In the SkIO project, the water in the long pens in which the bass are raised is recycled, with no pollutants being released into natural waterways — not the case with most fish farms, which increasingly are seen as part of the problem of overfishing rather than part of the solution.

Another facet of the SkIO project is that it feeds the black sea bass a diet of juvenile tilapia, rather than the preformed food pellets used by most fish farms.

“If you use the pellets, you have a waste problem. About thirty percent of them aren’t eaten,” Lee explains.

“But tilapia are easy to keep and feed and breed. And because they’re freshwater fish, that avoids a lot of problems with disease, because there’s very little chance of a disease moving from freshwater to saltwater,” he says.

Lee says there’s no waste with the tilapia, since if they’re not eaten right away, “they just keep on swimming around until they are.”

Though freshwater fish, tilapia can survive several days in a saline environment, but are almost always consumed by the bass within that time anyway.

SkIO also raises “aquaponic” produce, like cucumber and edible seaweed, with water from the black sea bass project.

The sea bass and the aquaponic produce took part in a blind taste test last week, as invited guests gathered at SkIO’s Roebling House to give their input as to how well the project might fare with actual consumers.

There was a clear taste difference between the three different plates of black sea bass sashimi, prepared by chef A.K. Tran of Sushi Time Towa: one sample was raised on the typical commercial food pellet diet, one sample was oceangoing wild sea bass caught locally, and one sample was raised at SkIO on the tilapia diet.

The former was healthy and well-textured, but lacking any strong taste either way.
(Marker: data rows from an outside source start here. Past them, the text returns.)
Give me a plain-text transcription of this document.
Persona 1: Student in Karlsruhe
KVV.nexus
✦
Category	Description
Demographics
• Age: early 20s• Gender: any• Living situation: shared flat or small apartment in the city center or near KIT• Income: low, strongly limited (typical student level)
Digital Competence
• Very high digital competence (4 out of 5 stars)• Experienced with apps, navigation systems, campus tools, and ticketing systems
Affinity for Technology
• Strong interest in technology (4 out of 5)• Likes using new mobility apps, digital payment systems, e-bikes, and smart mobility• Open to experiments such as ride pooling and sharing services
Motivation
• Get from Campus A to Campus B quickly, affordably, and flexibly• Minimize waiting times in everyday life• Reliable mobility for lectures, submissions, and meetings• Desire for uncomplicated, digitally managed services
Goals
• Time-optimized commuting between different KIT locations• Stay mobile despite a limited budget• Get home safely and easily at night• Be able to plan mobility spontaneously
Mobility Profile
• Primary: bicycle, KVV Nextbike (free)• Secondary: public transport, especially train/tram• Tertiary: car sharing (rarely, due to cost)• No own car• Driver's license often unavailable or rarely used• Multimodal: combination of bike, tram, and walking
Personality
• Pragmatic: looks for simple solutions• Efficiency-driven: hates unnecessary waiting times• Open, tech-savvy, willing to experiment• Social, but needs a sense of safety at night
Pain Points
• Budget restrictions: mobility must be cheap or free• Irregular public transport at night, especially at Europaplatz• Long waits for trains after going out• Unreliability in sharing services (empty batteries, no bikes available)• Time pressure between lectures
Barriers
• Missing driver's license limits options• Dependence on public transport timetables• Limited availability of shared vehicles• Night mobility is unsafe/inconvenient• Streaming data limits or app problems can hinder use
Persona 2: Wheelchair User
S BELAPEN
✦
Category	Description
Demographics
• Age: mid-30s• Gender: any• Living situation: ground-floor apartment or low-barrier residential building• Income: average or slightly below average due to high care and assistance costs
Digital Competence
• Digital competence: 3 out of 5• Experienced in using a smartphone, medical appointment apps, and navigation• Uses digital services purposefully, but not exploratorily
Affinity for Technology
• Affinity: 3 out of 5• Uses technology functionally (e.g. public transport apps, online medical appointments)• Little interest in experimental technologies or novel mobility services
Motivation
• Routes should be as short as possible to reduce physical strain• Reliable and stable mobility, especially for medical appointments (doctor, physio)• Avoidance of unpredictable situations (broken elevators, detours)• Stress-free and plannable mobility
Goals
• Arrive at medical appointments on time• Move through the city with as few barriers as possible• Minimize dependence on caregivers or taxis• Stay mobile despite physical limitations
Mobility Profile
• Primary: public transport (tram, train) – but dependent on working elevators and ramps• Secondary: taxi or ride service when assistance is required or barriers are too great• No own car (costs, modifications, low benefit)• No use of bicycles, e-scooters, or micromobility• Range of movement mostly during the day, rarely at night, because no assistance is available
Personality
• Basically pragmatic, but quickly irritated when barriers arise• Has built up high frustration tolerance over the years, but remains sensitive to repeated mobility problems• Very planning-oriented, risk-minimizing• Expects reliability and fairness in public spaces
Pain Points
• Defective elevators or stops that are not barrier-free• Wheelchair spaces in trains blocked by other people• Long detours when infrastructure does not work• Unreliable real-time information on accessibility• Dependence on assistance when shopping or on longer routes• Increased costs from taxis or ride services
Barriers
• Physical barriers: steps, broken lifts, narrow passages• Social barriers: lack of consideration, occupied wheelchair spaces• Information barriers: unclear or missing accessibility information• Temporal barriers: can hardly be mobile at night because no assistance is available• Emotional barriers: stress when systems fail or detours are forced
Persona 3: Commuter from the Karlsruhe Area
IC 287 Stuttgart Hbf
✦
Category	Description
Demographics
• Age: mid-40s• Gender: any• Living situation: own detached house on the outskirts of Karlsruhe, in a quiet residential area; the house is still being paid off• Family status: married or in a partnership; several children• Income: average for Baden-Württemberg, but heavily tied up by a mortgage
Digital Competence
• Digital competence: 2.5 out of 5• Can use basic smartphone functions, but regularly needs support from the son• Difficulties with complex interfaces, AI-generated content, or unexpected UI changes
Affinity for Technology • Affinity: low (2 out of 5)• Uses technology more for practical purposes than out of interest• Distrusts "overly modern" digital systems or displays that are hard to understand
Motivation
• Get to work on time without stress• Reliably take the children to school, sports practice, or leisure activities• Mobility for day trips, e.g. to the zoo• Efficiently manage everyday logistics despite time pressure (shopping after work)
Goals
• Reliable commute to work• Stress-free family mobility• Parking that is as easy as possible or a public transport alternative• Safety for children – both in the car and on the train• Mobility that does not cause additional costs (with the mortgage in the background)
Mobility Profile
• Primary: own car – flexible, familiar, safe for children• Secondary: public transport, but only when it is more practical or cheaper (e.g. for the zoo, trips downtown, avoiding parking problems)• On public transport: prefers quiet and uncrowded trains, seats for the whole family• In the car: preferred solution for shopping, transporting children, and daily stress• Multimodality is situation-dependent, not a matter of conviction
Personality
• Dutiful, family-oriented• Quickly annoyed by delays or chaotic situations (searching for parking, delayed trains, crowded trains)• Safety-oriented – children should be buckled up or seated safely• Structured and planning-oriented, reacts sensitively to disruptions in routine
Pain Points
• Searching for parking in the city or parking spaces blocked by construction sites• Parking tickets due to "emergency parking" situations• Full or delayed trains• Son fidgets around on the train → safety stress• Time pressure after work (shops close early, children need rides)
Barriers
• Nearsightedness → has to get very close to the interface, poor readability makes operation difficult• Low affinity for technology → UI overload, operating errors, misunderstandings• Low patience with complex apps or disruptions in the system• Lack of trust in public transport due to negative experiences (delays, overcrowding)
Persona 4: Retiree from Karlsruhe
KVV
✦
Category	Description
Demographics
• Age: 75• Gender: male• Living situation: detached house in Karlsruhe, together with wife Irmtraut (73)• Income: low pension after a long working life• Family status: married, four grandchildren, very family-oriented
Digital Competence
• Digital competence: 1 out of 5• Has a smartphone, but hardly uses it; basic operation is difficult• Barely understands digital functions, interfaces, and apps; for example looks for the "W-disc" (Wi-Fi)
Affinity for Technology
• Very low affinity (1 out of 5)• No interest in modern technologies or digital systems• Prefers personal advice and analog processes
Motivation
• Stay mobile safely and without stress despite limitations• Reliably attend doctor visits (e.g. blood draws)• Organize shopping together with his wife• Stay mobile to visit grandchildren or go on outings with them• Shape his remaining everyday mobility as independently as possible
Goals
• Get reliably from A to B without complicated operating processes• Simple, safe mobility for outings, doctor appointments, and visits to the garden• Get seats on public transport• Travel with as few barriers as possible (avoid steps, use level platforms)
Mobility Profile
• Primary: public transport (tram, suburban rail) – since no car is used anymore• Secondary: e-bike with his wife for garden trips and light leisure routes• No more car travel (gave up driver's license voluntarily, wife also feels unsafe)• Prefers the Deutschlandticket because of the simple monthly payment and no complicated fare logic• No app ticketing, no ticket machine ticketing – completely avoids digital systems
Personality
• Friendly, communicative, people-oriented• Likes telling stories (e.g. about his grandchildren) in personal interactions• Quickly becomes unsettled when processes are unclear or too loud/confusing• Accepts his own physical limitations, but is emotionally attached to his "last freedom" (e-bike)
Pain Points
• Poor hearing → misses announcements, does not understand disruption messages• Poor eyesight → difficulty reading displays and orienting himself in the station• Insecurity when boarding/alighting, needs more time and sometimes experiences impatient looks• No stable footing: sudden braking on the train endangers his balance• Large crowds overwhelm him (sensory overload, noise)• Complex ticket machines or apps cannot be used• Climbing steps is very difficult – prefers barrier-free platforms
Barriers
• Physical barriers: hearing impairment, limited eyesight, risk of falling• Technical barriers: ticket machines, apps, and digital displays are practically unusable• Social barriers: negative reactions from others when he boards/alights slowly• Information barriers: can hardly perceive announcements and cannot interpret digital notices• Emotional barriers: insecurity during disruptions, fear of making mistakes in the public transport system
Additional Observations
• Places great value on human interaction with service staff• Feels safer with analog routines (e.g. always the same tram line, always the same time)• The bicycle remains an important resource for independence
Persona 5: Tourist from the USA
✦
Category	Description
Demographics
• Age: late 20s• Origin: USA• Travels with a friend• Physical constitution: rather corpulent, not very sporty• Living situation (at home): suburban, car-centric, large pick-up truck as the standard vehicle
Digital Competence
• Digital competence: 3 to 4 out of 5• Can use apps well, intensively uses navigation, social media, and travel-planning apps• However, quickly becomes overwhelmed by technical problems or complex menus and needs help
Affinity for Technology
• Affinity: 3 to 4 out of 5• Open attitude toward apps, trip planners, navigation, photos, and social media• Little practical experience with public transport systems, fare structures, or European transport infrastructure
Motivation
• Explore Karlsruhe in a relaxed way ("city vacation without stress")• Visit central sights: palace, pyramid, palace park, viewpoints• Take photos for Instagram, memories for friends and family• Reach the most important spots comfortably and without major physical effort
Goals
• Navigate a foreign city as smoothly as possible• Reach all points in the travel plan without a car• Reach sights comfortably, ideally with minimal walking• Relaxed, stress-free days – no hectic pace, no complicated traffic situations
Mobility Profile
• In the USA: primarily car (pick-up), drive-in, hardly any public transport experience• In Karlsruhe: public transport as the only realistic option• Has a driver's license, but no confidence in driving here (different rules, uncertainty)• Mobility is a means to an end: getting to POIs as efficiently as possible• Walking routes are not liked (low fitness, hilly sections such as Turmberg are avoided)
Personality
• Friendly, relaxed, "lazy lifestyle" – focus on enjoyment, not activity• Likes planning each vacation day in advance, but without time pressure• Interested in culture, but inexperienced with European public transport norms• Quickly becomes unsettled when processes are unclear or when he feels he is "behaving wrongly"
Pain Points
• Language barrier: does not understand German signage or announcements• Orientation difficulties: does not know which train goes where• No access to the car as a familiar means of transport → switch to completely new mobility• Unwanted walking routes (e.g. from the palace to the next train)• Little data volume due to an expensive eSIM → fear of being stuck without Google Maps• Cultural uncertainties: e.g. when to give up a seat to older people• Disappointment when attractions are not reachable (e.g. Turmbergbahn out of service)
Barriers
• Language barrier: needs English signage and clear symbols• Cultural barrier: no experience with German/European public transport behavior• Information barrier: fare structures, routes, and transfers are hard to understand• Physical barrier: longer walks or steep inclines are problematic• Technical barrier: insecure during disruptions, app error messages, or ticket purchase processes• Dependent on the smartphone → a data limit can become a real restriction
The second was good, but had a strong aftertaste. The SkIO sushi had a distinctive tang that wasn’t unpleasant, but frankly might limit its mass market appeal.

The produce was uniformly excellent, both in texture and in taste.

So what role does Lee see for SkIO in putting these products to market?

“We don’t necessarily see us getting involved in actually making money off of it, because that might conflict with our mission here,” he says.

“But for example, if we could get something going down in McIntosh County — the poorest county in Georgia — and help create 40 or 50 new jobs there, that would be a great service we could provide to the area.”